For a week he kept the typewritten sheets hidden in his desk, not certain what, if anything, he should do with them. Then he placed them in an envelope and sent them to The Fiery Furnace, a literary periodical he knew Dickie Ferguson had subscribed to. For the first hour after he posted the envelope, Beaumont was filled with a sense of quiet exaltation. After the hour had elapsed he became increasingly nervous, convinced he’d made a grave mistake, that what he had naively thought of as ‘his writing’ would reveal him as a charlatan and a fool. He entertained fantasies of rushing down to the postal sorting office and retrieving his envelope before it could be delivered, or of writing to The Fiery Furnace, insisting that his submission had been a mistake and should not be read. To alleviate his distress, he did his best to convince himself he was working himself into a frenzy over nothing, that the best thing to do was to forget about the envelope altogether. He told himself his submission would most likely remain, unopened, on somebody’s desk until finally someone decided to throw it away.
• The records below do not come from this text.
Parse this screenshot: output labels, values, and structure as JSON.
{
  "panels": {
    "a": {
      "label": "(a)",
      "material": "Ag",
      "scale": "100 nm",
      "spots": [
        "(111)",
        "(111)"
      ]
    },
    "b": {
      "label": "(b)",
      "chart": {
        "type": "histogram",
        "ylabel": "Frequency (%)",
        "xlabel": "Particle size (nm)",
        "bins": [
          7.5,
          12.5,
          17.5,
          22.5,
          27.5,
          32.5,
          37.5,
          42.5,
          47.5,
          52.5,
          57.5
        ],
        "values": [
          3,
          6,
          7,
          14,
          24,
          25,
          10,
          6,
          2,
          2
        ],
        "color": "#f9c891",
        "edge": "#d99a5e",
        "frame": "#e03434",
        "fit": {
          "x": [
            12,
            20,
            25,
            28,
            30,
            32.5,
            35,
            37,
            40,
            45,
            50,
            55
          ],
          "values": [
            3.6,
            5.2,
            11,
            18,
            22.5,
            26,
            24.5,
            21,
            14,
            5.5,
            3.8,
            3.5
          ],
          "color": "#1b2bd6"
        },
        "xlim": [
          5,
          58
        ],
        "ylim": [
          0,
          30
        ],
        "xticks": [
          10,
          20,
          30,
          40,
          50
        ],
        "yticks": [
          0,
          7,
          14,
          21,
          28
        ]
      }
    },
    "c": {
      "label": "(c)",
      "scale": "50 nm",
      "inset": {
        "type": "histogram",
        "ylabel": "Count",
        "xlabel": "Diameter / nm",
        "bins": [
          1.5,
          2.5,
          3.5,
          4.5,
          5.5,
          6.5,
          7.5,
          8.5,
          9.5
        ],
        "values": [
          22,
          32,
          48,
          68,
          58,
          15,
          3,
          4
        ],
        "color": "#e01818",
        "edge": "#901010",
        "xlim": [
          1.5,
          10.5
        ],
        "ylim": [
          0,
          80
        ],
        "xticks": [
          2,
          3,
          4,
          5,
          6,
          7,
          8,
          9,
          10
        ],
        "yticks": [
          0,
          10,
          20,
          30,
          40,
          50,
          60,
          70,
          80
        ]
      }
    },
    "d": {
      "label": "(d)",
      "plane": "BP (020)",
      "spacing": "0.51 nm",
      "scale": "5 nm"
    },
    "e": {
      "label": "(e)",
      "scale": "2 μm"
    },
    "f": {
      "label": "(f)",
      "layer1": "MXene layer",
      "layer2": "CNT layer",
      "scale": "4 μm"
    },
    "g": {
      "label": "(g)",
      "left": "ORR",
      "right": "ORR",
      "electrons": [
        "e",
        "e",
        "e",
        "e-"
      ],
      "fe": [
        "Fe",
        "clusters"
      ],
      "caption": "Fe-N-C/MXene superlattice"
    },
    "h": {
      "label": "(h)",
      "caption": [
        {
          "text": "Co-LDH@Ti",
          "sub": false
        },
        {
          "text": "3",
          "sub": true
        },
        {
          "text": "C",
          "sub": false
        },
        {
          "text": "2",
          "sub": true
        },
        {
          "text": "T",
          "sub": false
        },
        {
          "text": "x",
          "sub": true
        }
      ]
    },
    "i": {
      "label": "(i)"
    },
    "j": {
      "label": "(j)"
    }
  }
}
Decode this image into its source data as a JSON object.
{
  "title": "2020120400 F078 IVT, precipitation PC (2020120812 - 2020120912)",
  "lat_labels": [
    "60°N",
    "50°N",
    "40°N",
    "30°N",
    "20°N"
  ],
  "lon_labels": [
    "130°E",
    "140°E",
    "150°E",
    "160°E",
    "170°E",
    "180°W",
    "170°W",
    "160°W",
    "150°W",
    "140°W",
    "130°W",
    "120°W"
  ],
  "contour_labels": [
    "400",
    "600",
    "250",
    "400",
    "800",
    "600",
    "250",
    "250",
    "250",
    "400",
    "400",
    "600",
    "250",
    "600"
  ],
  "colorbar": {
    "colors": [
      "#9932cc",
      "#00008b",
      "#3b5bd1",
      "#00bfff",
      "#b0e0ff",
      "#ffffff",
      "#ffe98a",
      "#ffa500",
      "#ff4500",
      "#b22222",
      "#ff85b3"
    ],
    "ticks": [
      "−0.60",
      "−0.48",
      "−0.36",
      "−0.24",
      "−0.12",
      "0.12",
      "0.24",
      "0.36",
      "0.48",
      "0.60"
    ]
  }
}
A fortnight later Beaumont received a letter from the editor, saying that his essay was interesting and unusual and that they would like to publish it. Beaumont experienced a satisfaction that seemed out of all proportion with the level of his accomplishment. He supposed that this was because in writing about the war he had taken a step towards doing something that might eventually make sense of the life he had returned to.

Fletcher’s death had been as pointless and as horrific as the thousands of others. But in naming his fate, Beaumont had at least granted Fletcher some of the dignity that was his due.